The proliferation of mobile Internet devices is creating an extraordinary opportunity for e-commerce to leverage the benefits of mobility (Chen, 2000; Clarke, 2001; de Haan, 2000; Durlacher Research, 2002; Evans & Wurster, 1997; Kalakota & Robinson, 2002; Siau & Shen, 2003; Yuan & Zhang, 2003). Mobile e-commerce, commonly known as m-commerce, is allowing e-commerce businesses to expand beyond the traditional limitations of the fixed-line personal computer (Barnes, 2002a; Bayne, 2002; Clarke, 2001; Lau, 2003; Siau & Shen, 2003; Sigurdson & Ericsson, 2003). According to a study by Telecom Trends International (2003), global revenues from m-commerce could grow from $6.8 billion in 2003 to over $554 billion in 2008.

Mobile commerce has a unique value proposition of providing easily personalized, local goods and services, ideally, at anytime and anywhere (Durlacher Research, 2002; Newell & Lemon, 2001). Due to current technological limitations, some problems, such as uniform standards, ease of operation, security for transactions, minimum screen size, display type, and the relatively impoverished web sites, are yet to be overcome (Barnes, 2002b; Clarke, 2001).

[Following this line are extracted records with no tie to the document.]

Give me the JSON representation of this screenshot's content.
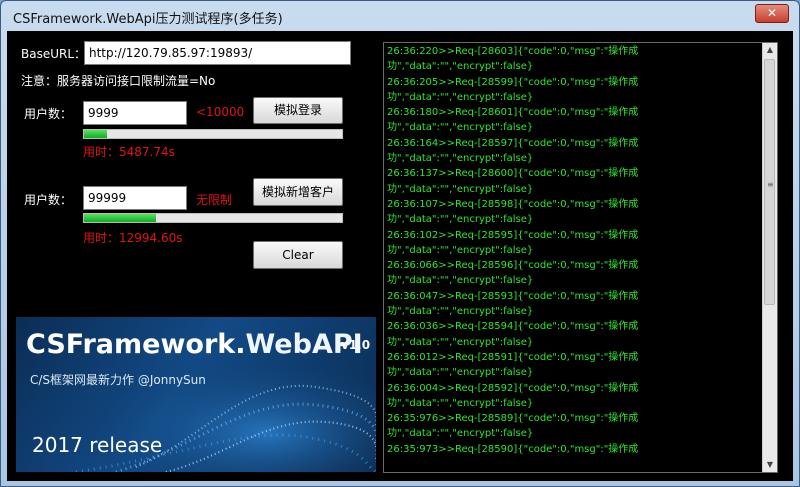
{
  "window": {
    "title": "CSFramework.WebApi压力测试程序(多任务)",
    "close_label": "✕"
  },
  "base_url": {
    "label": "BaseURL：",
    "value": "http://120.79.85.97:19893/"
  },
  "notice": "注意：服务器访问接口限制流量=No",
  "login_section": {
    "users_label": "用户数：",
    "users_value": "9999",
    "limit_text": "<10000",
    "button_label": "模拟登录",
    "progress_fraction": 0.09,
    "elapsed_text": "用时：5487.74s"
  },
  "customer_section": {
    "users_label": "用户数：",
    "users_value": "99999",
    "limit_text": "无限制",
    "button_label": "模拟新增客户",
    "progress_fraction": 0.28,
    "elapsed_text": "用时：12994.60s"
  },
  "clear_button": "Clear",
  "banner": {
    "title_part1": "CSFramework.",
    "title_part2": "WebAPI",
    "version": "v1.0",
    "subtitle": "C/S框架网最新力作 @JonnySun",
    "release": "2017 release"
  },
  "log_lines": [
    "26:36:220>>Req-[28603]{\"code\":0,\"msg\":\"操作成",
    "功\",\"data\":\"\",\"encrypt\":false}",
    "26:36:205>>Req-[28599]{\"code\":0,\"msg\":\"操作成",
    "功\",\"data\":\"\",\"encrypt\":false}",
    "26:36:180>>Req-[28601]{\"code\":0,\"msg\":\"操作成",
    "功\",\"data\":\"\",\"encrypt\":false}",
    "26:36:164>>Req-[28597]{\"code\":0,\"msg\":\"操作成",
    "功\",\"data\":\"\",\"encrypt\":false}",
    "26:36:137>>Req-[28600]{\"code\":0,\"msg\":\"操作成",
    "功\",\"data\":\"\",\"encrypt\":false}",
    "26:36:107>>Req-[28598]{\"code\":0,\"msg\":\"操作成",
    "功\",\"data\":\"\",\"encrypt\":false}",
    "26:36:102>>Req-[28595]{\"code\":0,\"msg\":\"操作成",
    "功\",\"data\":\"\",\"encrypt\":false}",
    "26:36:066>>Req-[28596]{\"code\":0,\"msg\":\"操作成",
    "功\",\"data\":\"\",\"encrypt\":false}",
    "26:36:047>>Req-[28593]{\"code\":0,\"msg\":\"操作成",
    "功\",\"data\":\"\",\"encrypt\":false}",
    "26:36:036>>Req-[28594]{\"code\":0,\"msg\":\"操作成",
    "功\",\"data\":\"\",\"encrypt\":false}",
    "26:36:012>>Req-[28591]{\"code\":0,\"msg\":\"操作成",
    "功\",\"data\":\"\",\"encrypt\":false}",
    "26:36:004>>Req-[28592]{\"code\":0,\"msg\":\"操作成",
    "功\",\"data\":\"\",\"encrypt\":false}",
    "26:35:976>>Req-[28589]{\"code\":0,\"msg\":\"操作成",
    "功\",\"data\":\"\",\"encrypt\":false}",
    "26:35:973>>Req-[28590]{\"code\":0,\"msg\":\"操作成"
  ],
  "scrollbar": {
    "up_icon": "up-arrow-icon",
    "down_icon": "down-arrow-icon",
    "grip": "≡"
  },
  "colors": {
    "log_text": "#2ee62e",
    "warning": "#e01515",
    "progress_fill": "#06b025"
  }
}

As each mobile device is typically used by a sole individual, it provides a suitable platform for delivering individual-based target marketing. This potential can improve the development of a range of customer relationship management (CRM) tools and techniques (Seita, Yamamoto, & Ohta, 2002). It is believed that in the near future marketing through the mobile phone will be as common a medium as the newspaper or TV. However, mobile marketing is unlikely to flourish if the industry attempts to apply only basic online marketing paradigms to its use; the medium has some special characteristics that provide quite a different environment for ad delivery, including time sensitivity, interactivity, and advanced personalization. Moreover, a key tenet is likely to be that consumers receive only information and promotions about products and services that they want or need; one of the most important aspects to consider is that wireless users demand packets of hyperpersonalized information, not scaled-down versions of generic information (Barnes, 2002c). Sending millions of messages to unknown users (known as spam) or banner ads condensed to fit small screens (Forrester Research, 2001) are doubtless unlikely to prove ideal modes of ad delivery to a captive mobile audience.

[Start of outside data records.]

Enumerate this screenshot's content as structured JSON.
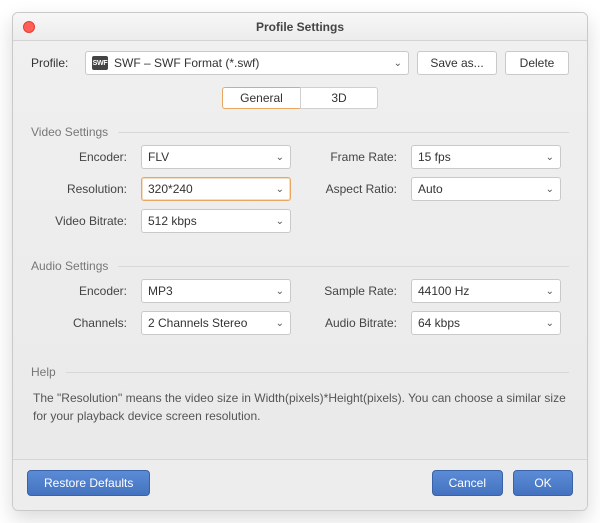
{
  "window": {
    "title": "Profile Settings"
  },
  "profile": {
    "label": "Profile:",
    "selected": "SWF – SWF Format (*.swf)",
    "icon_text": "SWF"
  },
  "buttons": {
    "save_as": "Save as...",
    "delete": "Delete",
    "restore_defaults": "Restore Defaults",
    "cancel": "Cancel",
    "ok": "OK"
  },
  "tabs": {
    "general": "General",
    "three_d": "3D"
  },
  "groups": {
    "video": "Video Settings",
    "audio": "Audio Settings",
    "help": "Help"
  },
  "video": {
    "encoder_label": "Encoder:",
    "encoder_value": "FLV",
    "frame_rate_label": "Frame Rate:",
    "frame_rate_value": "15 fps",
    "resolution_label": "Resolution:",
    "resolution_value": "320*240",
    "aspect_ratio_label": "Aspect Ratio:",
    "aspect_ratio_value": "Auto",
    "video_bitrate_label": "Video Bitrate:",
    "video_bitrate_value": "512 kbps"
  },
  "audio": {
    "encoder_label": "Encoder:",
    "encoder_value": "MP3",
    "sample_rate_label": "Sample Rate:",
    "sample_rate_value": "44100 Hz",
    "channels_label": "Channels:",
    "channels_value": "2 Channels Stereo",
    "audio_bitrate_label": "Audio Bitrate:",
    "audio_bitrate_value": "64 kbps"
  },
  "help_text": "The \"Resolution\" means the video size in Width(pixels)*Height(pixels).  You can choose a similar size for your playback device screen resolution."
}
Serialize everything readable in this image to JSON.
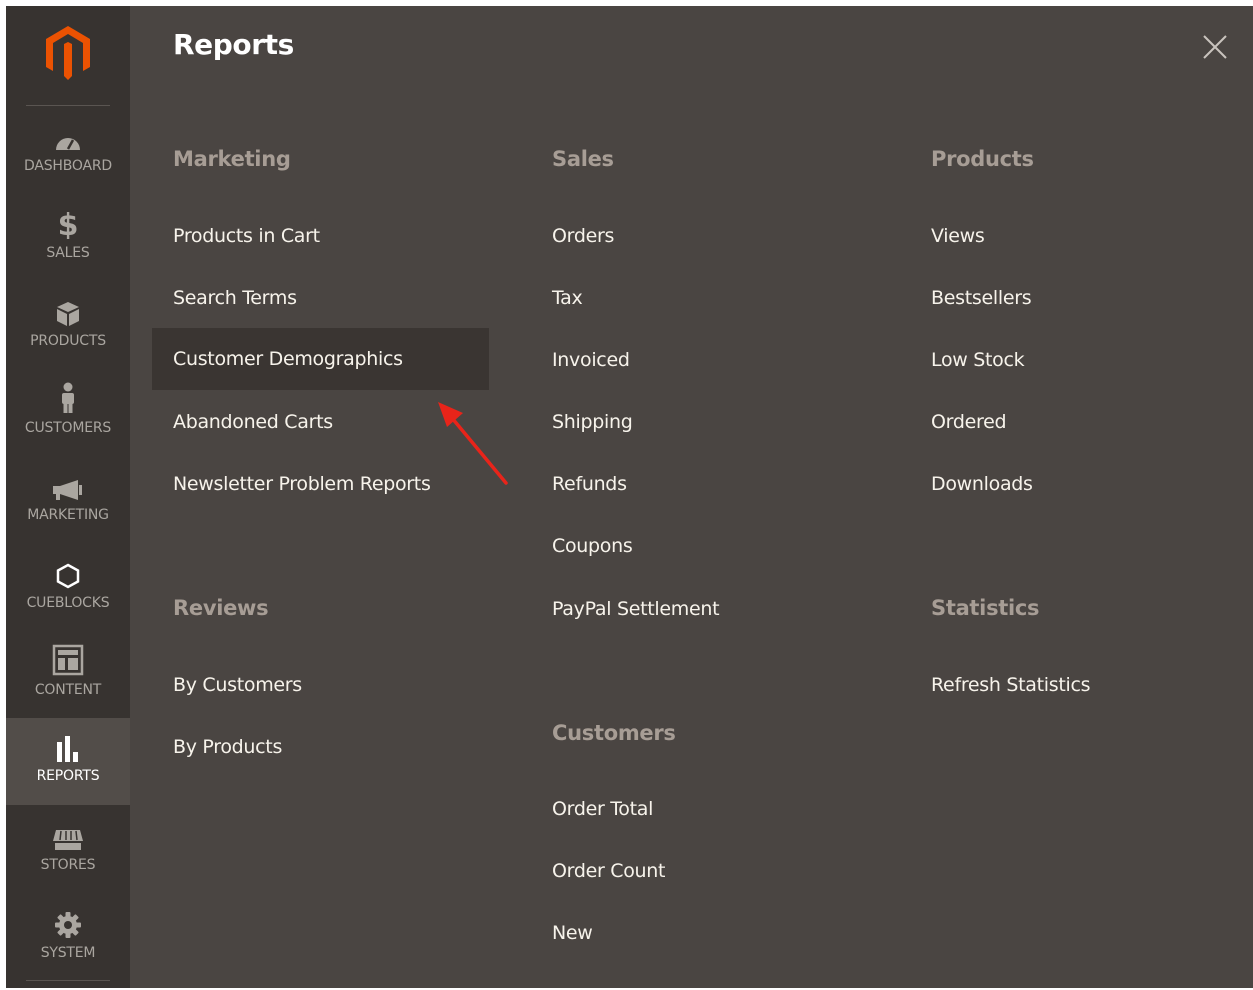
{
  "sidebar": {
    "items": [
      {
        "label": "DASHBOARD",
        "icon": "dashboard-icon"
      },
      {
        "label": "SALES",
        "icon": "dollar-icon"
      },
      {
        "label": "PRODUCTS",
        "icon": "box-icon"
      },
      {
        "label": "CUSTOMERS",
        "icon": "person-icon"
      },
      {
        "label": "MARKETING",
        "icon": "megaphone-icon"
      },
      {
        "label": "CUEBLOCKS",
        "icon": "hexagon-icon"
      },
      {
        "label": "CONTENT",
        "icon": "layout-icon"
      },
      {
        "label": "REPORTS",
        "icon": "bar-chart-icon",
        "active": true
      },
      {
        "label": "STORES",
        "icon": "store-icon"
      },
      {
        "label": "SYSTEM",
        "icon": "gear-icon"
      }
    ]
  },
  "panel": {
    "title": "Reports",
    "columns": {
      "marketing": {
        "heading": "Marketing",
        "links": [
          "Products in Cart",
          "Search Terms",
          "Customer Demographics",
          "Abandoned Carts",
          "Newsletter Problem Reports"
        ]
      },
      "reviews": {
        "heading": "Reviews",
        "links": [
          "By Customers",
          "By Products"
        ]
      },
      "sales": {
        "heading": "Sales",
        "links": [
          "Orders",
          "Tax",
          "Invoiced",
          "Shipping",
          "Refunds",
          "Coupons",
          "PayPal Settlement"
        ]
      },
      "customers": {
        "heading": "Customers",
        "links": [
          "Order Total",
          "Order Count",
          "New"
        ]
      },
      "products": {
        "heading": "Products",
        "links": [
          "Views",
          "Bestsellers",
          "Low Stock",
          "Ordered",
          "Downloads"
        ]
      },
      "statistics": {
        "heading": "Statistics",
        "links": [
          "Refresh Statistics"
        ]
      }
    },
    "highlighted_link": "Customer Demographics"
  },
  "colors": {
    "sidebar_bg": "#373330",
    "sidebar_active_bg": "#524d49",
    "panel_bg": "#4a4542",
    "heading_text": "#a79d95",
    "link_text": "#f7f3eb",
    "logo_orange": "#eb5202",
    "annotation_arrow": "#e8241a"
  }
}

This chapter aims to explore the peculiarities of mobile-oriented marketing, focusing on issues of permission and acceptance, and some of the possible business models. The following two sections provide a basic review of the technological platform for mobile marketing and an introduction to marketing on the mobile Internet (focusing on advertising), respectively. The fourth section presents a conceptual definition and model for permission on mobile marketing applications, while section five provides a model for mobile marketing acceptance and examines a number of possible scenarios for mobile marketing, based on the previous analysis. Finally, the chapter rounds off with some conclusions, and further research questions, and provides some predictions on the future of wireless marketing.